Through the proposed distance we obtained performance comparable to previously reported distance measures. To check the reliability of our simple yet efficient method, hierarchical clustering was performed on two different data sets. It has been noted that proposed method efficiently clusters the data in both data sets. Cross or cophenetic correlation coefficient is used to evaluate the accuracy of hierarchical clustering and hence validate the clusters formed. The value of this coefficient for the proposed measure is nearly 0.92 which is very good. The closer the value is to 1, the more the accuracy of clustering algorithm. Clusters can also be validated visually by ensuring that braches of dendrogram does not cross each other.

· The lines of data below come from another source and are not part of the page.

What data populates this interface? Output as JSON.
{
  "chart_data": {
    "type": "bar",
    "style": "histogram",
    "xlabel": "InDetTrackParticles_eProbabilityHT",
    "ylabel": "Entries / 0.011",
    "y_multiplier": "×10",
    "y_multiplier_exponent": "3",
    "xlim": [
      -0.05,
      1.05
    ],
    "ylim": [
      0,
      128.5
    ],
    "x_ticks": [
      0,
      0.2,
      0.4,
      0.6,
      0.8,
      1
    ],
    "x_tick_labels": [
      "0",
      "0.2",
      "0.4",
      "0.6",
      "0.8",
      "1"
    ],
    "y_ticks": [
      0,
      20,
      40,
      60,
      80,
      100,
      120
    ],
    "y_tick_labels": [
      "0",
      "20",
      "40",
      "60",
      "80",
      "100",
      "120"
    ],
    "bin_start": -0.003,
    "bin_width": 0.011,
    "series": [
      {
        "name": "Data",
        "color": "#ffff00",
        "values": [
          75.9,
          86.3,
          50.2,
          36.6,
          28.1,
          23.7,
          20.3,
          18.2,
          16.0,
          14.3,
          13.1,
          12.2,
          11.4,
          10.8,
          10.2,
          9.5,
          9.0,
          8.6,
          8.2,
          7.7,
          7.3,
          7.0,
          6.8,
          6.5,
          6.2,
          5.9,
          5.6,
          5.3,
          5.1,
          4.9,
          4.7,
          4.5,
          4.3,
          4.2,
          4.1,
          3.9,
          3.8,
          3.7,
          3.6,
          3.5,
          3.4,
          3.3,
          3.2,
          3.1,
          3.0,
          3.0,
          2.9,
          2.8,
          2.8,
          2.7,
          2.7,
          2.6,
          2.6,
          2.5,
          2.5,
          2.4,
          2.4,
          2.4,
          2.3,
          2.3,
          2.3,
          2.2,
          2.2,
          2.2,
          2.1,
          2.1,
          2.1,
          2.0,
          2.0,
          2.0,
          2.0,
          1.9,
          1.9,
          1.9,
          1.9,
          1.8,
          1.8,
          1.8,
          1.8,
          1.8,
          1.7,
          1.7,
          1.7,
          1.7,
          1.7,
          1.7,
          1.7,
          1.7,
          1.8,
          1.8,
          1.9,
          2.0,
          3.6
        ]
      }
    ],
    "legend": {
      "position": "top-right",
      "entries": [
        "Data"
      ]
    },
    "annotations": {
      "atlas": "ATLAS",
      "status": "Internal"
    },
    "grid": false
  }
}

The paper presents an extensive study on the selection of appropriate and efficient Proximity measure which is used in different clustering algorithms for measuring the similarity between two samples so as to group them into clusters. Microarray analysis has received a great deal of attention in recent times due to its widespread applications in different areas. It has been specially employed in the diagnosis of cancer subtypes. In formal terms, microarray analysis problem can be regarded as cluster formation problem with high dimensional and noisy data.

Different measures of proximity generate different results and their applicability depends on particular situation and effectiveness solution. Most of the existing proximity measures, evaluate the correlation between samples by assigning ranks to the expression values. These measures produce results that are more robust but the drawback is they do not consider the actual expression values so the association depicted is not an effective measure of correlation. A new method of finding the proximity has been proposed in this paper. The proximity measure tests the correlation between samples and groups the samples that are more related. It has been noted that the proposed technique performs really well. We have improved the existing measure by making it a parametric and using the true expression values.

• VIII.    Biological Interpretation

Data mining technique used in the field of clustering is a subject of active research and assist in biological pattern recognition and extraction of new knowledge from raw data. Clustering gene expression data resembles the job of extracting useful information voluminous irrelevant data. From biological point of view, the genes that are induced or repressed are more significant than other genes as they were differentially expressed in samples related to healthy person and diseased patients. They contain more biological information and can help in meaningful interpretations of the results obtained from clustering. The result of clustering gene expression profiles as presented by dendrogram shows that there are substantial number of genes that are up or down regulated in two different datasets containing affected and healthy controls. These genes formed different clusters in space showing that they are from two different datasets or clinical conditions. The similarity or degree of correlation can be gauged through the height of the links. If the links have more height then the cluster and subcluster are less correlated. An inverse relation exists between the height and similarity of clusters.

The clustering results can then be used for identification of biomarker genes that is the genes that are differentially expressed in two sample sets. These genes can act as target for microbiologists to discover drugs that can successfully help in treatment of this new disease. The proposed measure that is used to generate the clusters provides extensive knowledge to the researchers and analysts. The clustering results provide a base for the detection and categorization of infectious diseases. The purpose of clustering techniques is to ensure that the genetic targets have been detected.